Running your own AI coding assistant locally using ROCm, LLaMA C++, and aider.
Why Local AI Coding?
Cloud AI coding assistants are convenient, but local models offer:
- Better privacy
- Lower long-term cost
- Offline development
- Faster iteration for small/medium models
- Full control over models and tooling
With modern AMD GPUs and ROCm support improving rapidly, Ubuntu 26.04 makes it surprisingly easy to run local coding models.
In this guide, we'll set up:
- Ubuntu 26.04
- ROCm GPU stack
- LLaMA C++
- aider
- Local coding models (Qwen, DeepSeek-Coder, etc.)
using an AMD Radeon AI R9700 GPU.
Hardware Used
My setup:
| Component | Details |
|---|---|
| GPU | AMD Radeon AI R9700 |
| OS | Ubuntu 26.04 |
| RAM | 32 GB |
| CPU | Ryzen 9950X CPU |
| Storage | NVMe SSD |
Step 1 - Enable deb-src Repositories
Ubuntu 26.04 uses the new DEB822 .sources format.
Enable source repositories:
sudo sed -i 's/^Types: deb$/Types: deb deb-src/' \
/etc/apt/sources.list.d/ubuntu.sources
sudo apt update
Step 2 - Install required software
sudo apt install -y \
git curl wget build-essential \
python3 python3-pip python3-venv \
cmake pkg-config \
rocminfo clinfo rocm rocm-smi
sudo usermod -a -G render,video $USER
Reboot the system.
Step 3 - Verify GPU Detection
Check ROCm:
rocminfo
Check OpenCL:
clinfo
You should see your R9700 GPU listed.
Step 4 - Build llama.cpp
sudo apt build-dep llama.cpp
git clone https://github.com/ggml-org/llama.cpp.git
cd llama.cpp
cmake . -DBUILD_SHARED_LIBS=OFF -DGGML_VULKAN=ON
make -j32
Step 5 - Test llama.cpp
./bin/llama-bench --list-devices
GML_VK_VISIBLE_DEVICES=0 ./bin/llama-bench -hf llmfan46/Qwen3.6-27B-uncensored-heretic-v2-Native-MTP-Preserved-GGUF:Q6_K -ngl 999 -fa 1
Sample output of above command:
| model | size | params | backend | ngl | fa | test | t/s |
| ------------------------------ | ---------: | ---------: | ---------- | --: | -: | --------------: | -------------------: |
| qwen35 27B Q6_K | 21.23 GiB | 27.32 B | Vulkan | 999 | 1 | pp512 | 902.06 ± 0.92 |
| qwen35 27B Q6_K | 21.23 GiB | 27.32 B | Vulkan | 999 | 1 | tg128 | 25.00 ± 0.03 |
If GPU acceleration is working, you should see VRAM utilization increase in:
watch -n1 rocm-smi
$ rocm-smi
=========================================== ROCm System Management Interface ===========================================
===================================================== Concise Info =====================================================
Device Node IDs Temp Power Partitions SCLK MCLK Fan Perf PwrCap VRAM% GPU%
(DID, GUID) (Edge) (Avg) (Mem, Compute, ID)

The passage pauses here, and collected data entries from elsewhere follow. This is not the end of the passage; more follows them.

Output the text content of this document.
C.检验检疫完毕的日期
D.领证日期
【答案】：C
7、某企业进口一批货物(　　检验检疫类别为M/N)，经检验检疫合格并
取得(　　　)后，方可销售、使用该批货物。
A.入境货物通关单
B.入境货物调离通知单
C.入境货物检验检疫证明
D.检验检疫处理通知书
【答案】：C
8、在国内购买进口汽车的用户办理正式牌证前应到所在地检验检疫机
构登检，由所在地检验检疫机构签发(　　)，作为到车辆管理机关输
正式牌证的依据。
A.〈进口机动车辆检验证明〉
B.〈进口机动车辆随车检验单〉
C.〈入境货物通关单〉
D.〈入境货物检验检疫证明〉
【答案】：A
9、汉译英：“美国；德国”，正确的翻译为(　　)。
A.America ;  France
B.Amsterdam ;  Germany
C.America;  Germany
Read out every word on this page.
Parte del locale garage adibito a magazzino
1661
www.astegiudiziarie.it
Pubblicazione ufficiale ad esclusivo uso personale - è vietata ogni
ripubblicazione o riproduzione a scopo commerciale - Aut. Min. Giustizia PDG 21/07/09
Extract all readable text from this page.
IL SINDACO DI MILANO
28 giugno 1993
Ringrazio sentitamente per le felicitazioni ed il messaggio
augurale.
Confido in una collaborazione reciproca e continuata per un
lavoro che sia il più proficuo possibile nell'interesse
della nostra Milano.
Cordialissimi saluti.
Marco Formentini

========================================================================================================================
0 1 0x7551, 64106 66.0°C 300.0W N/A, N/A, 0 3070Mhz 1258Mhz 32.94% auto 300.0W 65% 100%
1 2 0x13c0, 15961 49.0°C 0.009W N/A, N/A, 0 N/A 3000Mhz 0% auto N/A 4% 0%
========================================================================================================================
================================================= End of ROCm SMI Log ==================================================
Step 6 - Install aider
python3 -m venv ~/venvs/aider
source ~/venvs/aider/bin/activate
pip3 install aider-install
aider-install
Step 7 - Configure aider for LLaMA C++
cd <target-folder>
export OPENAI_API_KEY=dummy
aider --openai-api-base http://localhost:8080/v1 --model openai/qwen --no-show-model-warnings
Step 8 - Start Coding
./bin/llama-server \
-hf llmfan46/Qwen3.6-27B-uncensored-heretic-v2-Native-MTP-Preserved-GGUF:Q6_K \
-ngl 99 -c 262144 -fa on -np 1 \
--spec-type ngram-mod,draft-mtp --spec-draft-n-max 4
aider --openai-api-base http://localhost:8080/v1 --model openai/qwen --no-show-model-warnings .
Monitoring GPU Usage
Useful commands:
watch -n1 rocm-smi
radeontop
htop
Final Thoughts
The Linux + ROCm ecosystem has improved dramatically over the past few years.
With Ubuntu 26.04, getting ROCm to work is pretty trivial.
For privacy-conscious developers, this setup is a compelling alternative to cloud-hosted coding assistants.